Simple SQL: Filtering Rows
Posted by Data, Data Analytics
on March 19, 2015This is the second post in our series featuring SQL tutorials for those getting started. Check out our last post on how to join tables and come back for more Simple SQL posts.
The WHERE Clause
In SQL, the SELECT statement is used to return specific columns of data from a table. Similarly, the WHERE clause is used to choose the rows of a table, and the query will return only the rows that meet the given criteria.
SELECT column_name1, column_name2
FROM table_name
WHERE column_name1 operator value;
In this blog post I’ll be describing some common comparison operators and how to use them with the WHERE clause. I’ll be working with a demo database called Cities, that contains city names and population based on the 2010 census.
Comparison Operators
These comparison operators are used with WHERE to determine equality or difference between variables or values. You may or may not be familiar with these common comparison operators:
- = (Equal to)
- != (Not equal to)
- < (Less than)
-
(Greater than)
- <= (Less than or equal to)
-
= (Greater than or equal to)
Let’s see it in action. To demonstrate, we will ask a question:
What are the cities that have a population greater than 700,000 and less than 3,000,000?

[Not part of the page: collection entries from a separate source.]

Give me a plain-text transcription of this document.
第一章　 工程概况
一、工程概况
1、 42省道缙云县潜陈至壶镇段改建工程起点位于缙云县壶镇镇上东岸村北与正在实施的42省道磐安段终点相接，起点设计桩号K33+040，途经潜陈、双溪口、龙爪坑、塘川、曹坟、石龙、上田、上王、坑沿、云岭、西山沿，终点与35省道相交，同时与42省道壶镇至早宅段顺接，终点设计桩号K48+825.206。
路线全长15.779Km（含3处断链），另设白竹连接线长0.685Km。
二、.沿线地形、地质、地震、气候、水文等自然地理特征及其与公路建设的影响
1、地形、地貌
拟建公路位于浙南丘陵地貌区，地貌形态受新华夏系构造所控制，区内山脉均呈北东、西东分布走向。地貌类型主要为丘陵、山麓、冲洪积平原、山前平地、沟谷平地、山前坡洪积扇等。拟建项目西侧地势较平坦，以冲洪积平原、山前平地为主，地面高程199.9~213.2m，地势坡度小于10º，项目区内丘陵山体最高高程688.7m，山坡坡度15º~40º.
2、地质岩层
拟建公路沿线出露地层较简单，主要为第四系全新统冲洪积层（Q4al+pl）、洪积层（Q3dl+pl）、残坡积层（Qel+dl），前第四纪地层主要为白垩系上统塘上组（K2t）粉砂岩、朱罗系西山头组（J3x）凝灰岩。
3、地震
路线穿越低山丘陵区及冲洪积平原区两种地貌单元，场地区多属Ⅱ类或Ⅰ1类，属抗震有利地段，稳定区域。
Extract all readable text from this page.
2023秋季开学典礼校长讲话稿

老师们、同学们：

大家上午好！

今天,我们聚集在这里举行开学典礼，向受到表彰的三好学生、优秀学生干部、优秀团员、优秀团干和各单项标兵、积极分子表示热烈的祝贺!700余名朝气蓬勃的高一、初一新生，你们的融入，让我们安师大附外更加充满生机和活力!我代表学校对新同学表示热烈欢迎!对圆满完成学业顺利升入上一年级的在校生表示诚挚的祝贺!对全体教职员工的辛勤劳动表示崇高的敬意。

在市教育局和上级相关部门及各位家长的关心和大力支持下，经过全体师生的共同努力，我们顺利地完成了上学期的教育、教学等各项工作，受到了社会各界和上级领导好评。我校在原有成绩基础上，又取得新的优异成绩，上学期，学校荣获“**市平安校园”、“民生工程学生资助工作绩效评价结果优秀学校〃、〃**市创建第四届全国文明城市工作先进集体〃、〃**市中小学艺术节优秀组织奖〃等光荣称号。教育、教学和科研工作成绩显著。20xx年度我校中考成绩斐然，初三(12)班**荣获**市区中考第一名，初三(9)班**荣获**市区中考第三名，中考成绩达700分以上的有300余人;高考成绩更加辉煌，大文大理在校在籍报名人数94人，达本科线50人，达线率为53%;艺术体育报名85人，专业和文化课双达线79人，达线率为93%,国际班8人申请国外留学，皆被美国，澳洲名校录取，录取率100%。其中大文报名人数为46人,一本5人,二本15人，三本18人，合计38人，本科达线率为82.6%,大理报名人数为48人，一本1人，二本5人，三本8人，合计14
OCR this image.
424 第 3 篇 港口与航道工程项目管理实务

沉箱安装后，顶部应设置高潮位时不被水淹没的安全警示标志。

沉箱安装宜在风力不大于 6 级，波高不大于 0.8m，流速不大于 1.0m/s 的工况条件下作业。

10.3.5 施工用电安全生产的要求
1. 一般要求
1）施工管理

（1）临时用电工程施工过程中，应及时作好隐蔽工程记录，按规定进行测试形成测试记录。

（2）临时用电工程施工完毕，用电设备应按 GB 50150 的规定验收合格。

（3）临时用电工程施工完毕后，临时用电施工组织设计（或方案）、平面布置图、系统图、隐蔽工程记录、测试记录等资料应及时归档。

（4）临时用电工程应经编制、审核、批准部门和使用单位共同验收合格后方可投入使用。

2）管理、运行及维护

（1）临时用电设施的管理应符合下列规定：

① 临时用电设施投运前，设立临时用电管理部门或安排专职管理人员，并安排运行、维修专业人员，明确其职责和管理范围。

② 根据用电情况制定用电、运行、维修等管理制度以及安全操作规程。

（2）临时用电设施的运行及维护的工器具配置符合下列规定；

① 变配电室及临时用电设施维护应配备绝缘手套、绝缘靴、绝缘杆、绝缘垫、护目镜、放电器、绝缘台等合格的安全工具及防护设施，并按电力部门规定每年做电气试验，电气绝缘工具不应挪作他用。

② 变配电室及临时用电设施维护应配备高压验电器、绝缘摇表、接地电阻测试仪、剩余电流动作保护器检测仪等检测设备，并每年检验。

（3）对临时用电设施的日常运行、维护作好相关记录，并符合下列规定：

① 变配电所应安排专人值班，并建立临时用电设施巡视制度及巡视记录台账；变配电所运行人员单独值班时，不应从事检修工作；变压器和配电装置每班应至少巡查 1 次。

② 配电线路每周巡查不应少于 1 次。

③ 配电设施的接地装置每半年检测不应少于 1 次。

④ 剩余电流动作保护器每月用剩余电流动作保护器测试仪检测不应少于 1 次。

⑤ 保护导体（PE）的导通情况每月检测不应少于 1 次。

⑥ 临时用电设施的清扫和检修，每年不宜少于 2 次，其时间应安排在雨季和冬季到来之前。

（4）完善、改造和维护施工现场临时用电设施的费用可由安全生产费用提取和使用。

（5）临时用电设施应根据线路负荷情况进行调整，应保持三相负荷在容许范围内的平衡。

First consider what the query looks like without using WHERE, and the outcome.
SELECT city, population FROM cities;
City | Population
San Francisco, CA | 805235
Portland, OR | 583776
Los Angeles, CA | 3792621
Seattle, WA | 608660
New York City, NY | 8175133
Houston, TX | 2099451
Boston, MA | 617594
Chicago, IL | 2695598
By selecting for the city and population column, the query returns all rows for the database.
To answer the question, we want to know which rows in the population column have a value of greater than 700,000 and a value of less than 3,000,000. In this example we also have two comparisons, so we need to define whether we want the query to return only the results when one is true or when both are true. Since we want to know the result when both are true, we use AND.
SELECT city FROM cities
WHERE population > 700000 AND population < 3000000;
And our result is three cities - San Francisco, Houston and Chicago.
City
San Francisco, CA
Houston, TX
Chicago, IL
If instead our question was: What is the population of either San Francisco or Houston? - our query would use OR because either comparison can be true.
SELECT city, population FROM cities
WHERE city = "San Francisco, CA" OR city = "Houston, TX";
City | Population
San Francisco, CA | 805235
Houston, TX | 2099451
If we had used AND in this example then we would have no result, because there are no cities that are named both San Franicsco and Houston.
Using the IN( ) Operator
The IN() operator is useful when you want to show the values that are inside of a list. Let’s ask the question:
What is the population of San Francisco, Portland, and Seattle?
In this scenario we are asking for the rows in the population column where our cities can be San Francisco, Portland or Seattle. Rather than writing a query for each of these cities, or writing a long WHERE clause, we can put the cities in a list.
SELECT city, population FROM cities
WHERE city IN('San Francisco, CA', 'Portland, OR', 'Seattle, WA');
And as you can see, the query returns only the rows for which we specified in the list.
City | Population
San Francisco, CA | 805235
Portland, OR | 583776
Seattle, WA | 608660
Using the LIKE Operator
The LIKE operator (or NOT LIKE) is used to perform pattern matching, combined with wildcards. If you are looking for a value that starts, ends or contains a certain search term, you can use LIKE to return all possible matches.
- LIKE %SearchTerm% → anything that contains this search term
- LIKE %SearchTerm → anything that ends with this search term
- LIKE SearchTerm% → anything that begins with this search term
Let’s see this in action. For example, what is the population of the cities located in California?
In this question, we want to pull out any rows from the cities column that end with “CA”. So our search term, “CA” will begin with the wildcard “%”.
SELECT city, population FROM cities
WHERE city LIKE '%CA';
City | Population
San Francisco, CA | 805235
Los Angeles, CA | 3792621
And our result is only the cities located in California.
I hope these examples help to get you started using WHERE. Stay posted for more SQL tutorials.